Decifra-me ou te devoro: a esquerda brasileira tem muito que aprender com a Argentina

Muitos de nós temos ressaltado que a Argentina deveria aprender com o processo brasileiro, tentando apresentar o Milei como “o Bolsonaro argentino”. Aqui quero propor uma outra perspectiva: entender a crise da Argentina a partir da eleição do Macri como a crise do Kirchnerismo, e o Milei como uma radicalização do projeto liberal visto no governo anterior.

Os limites da política de mediação da Cristina K. começaram a aparecer após 2011, quando o avanço dos ganhos para os setores populares, principalmente a partir do processo de financeirização da economia e avanços do agronegócio, fez recuar avanços obtidos nos 10 anos anteriores. A insatisfação popular viabilizou Macri a partir do discurso de liberalização da economia e combate a corrupção do sistema político. Porém, o aprofundamento dos ganhos dos setores ligados ao ramo financeiro, ao agro, à comunicação, e o combate a direitos históricos da classe trabalhadora aprofundou a crise existente anteriormente.

Nessa brecha, a volta de Alberto Fernandez e Cristina, surge como uma solução para os setores populares, que viram a sua condição de vida se deteriorar de forma acelerada no último período. Porém, o que se observa nos quatro anos de volta do kirchnerismo é o aprofundamento de uma crise a partir da tentativa de mediação com o extrativismo, agronegócio e o setor financeiro – exatamente os mesmos grupos que ganham com a inflação, pois trabalham com a exportação e divisas em dólar. A inflação batendo os 140% ao ano e 40% da população para baixo da linha da pobreza fez com que, mesmo repaginada, a solução fosse um candidato que radicalizasse o discurso de Macri. Surge Javier Milei como alternativa.

E o que podemos aprender sobre os nossos hermanos? Primeiro, que é claro que os processos de frente ampla são fundamentais para conter o avanço da extrema direita, mas também são condições insuficientes para mantê-la afastada do poder. O fracasso de setores de centro ou centro-esquerda em garantir condições mínimas para o povo é a chave de entrada de setores da extrema direita com discursos mais radicais no período seguinte. Nesse sentido, num governo de frente ampla, como o governo Lula, a esquerda não pode se submeter a política do fato consumado – até porque ela favorece aos lobbies e grupos de pressão da burguesia e da direita, que só buscam avançar nos seus ganhos sem se comprometer com a melhora da condição da vida do povo.

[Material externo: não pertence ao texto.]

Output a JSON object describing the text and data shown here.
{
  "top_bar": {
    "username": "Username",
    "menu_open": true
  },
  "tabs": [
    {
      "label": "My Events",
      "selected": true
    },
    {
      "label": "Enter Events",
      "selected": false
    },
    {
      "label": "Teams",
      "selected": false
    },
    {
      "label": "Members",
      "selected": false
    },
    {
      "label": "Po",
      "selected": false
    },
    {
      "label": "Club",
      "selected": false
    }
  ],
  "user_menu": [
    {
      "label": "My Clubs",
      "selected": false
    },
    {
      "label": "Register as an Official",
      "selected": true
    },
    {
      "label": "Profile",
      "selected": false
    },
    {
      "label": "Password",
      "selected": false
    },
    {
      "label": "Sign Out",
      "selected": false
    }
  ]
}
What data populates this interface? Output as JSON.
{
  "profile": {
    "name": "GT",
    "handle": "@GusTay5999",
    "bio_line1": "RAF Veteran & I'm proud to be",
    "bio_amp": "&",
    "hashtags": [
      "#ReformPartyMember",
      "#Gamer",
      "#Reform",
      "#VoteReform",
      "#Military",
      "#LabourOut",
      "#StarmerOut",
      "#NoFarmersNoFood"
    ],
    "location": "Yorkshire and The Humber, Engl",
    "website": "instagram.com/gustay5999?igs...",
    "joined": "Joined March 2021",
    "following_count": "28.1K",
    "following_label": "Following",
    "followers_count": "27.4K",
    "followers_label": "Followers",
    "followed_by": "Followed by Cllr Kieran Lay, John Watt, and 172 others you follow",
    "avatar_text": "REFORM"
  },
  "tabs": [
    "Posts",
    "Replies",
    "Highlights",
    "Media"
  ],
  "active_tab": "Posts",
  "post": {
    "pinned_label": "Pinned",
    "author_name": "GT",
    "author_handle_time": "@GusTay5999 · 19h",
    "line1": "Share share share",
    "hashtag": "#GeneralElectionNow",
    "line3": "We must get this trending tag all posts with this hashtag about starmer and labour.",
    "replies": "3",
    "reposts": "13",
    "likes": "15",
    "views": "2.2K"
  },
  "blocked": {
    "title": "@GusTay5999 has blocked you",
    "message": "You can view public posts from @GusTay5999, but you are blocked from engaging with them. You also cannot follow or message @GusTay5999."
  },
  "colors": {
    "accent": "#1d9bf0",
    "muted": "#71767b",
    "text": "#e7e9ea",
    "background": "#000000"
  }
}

Um bom exemplo de atuação foi durante a proposta do novo teto de gastos do novo governo: o arcabouço fiscal, que prevê um déficit fiscal zero no curto prazo. Tendo em vista essa política fiscal, no ano que vem a pressão por cortes sociais no governo vai ser grande, especialmente pelo fim da PEC da Transição e com a crise econômica internacional. Enquanto uma parte da esquerda alegou que era um avanço, iludindo com debate de tributação dos mais ricos que nem tinha regulamentado, outros setores capitaneados por Fernanda Melchionna, Sâmia Bomfim e Glauber Braga criticaram a proposta que havia sido imposta pelo mercado financeiro e setores do centrão. O governo Lula dar minimamente certo é fundamental para conter o avanço da extrema direita, porém, uma postura passiva da esquerda simplesmente aceitando as propostas vindas do Planalto apenas trará mais espaço para os setores conservadores e dificultará qualquer avanço para os setores populares.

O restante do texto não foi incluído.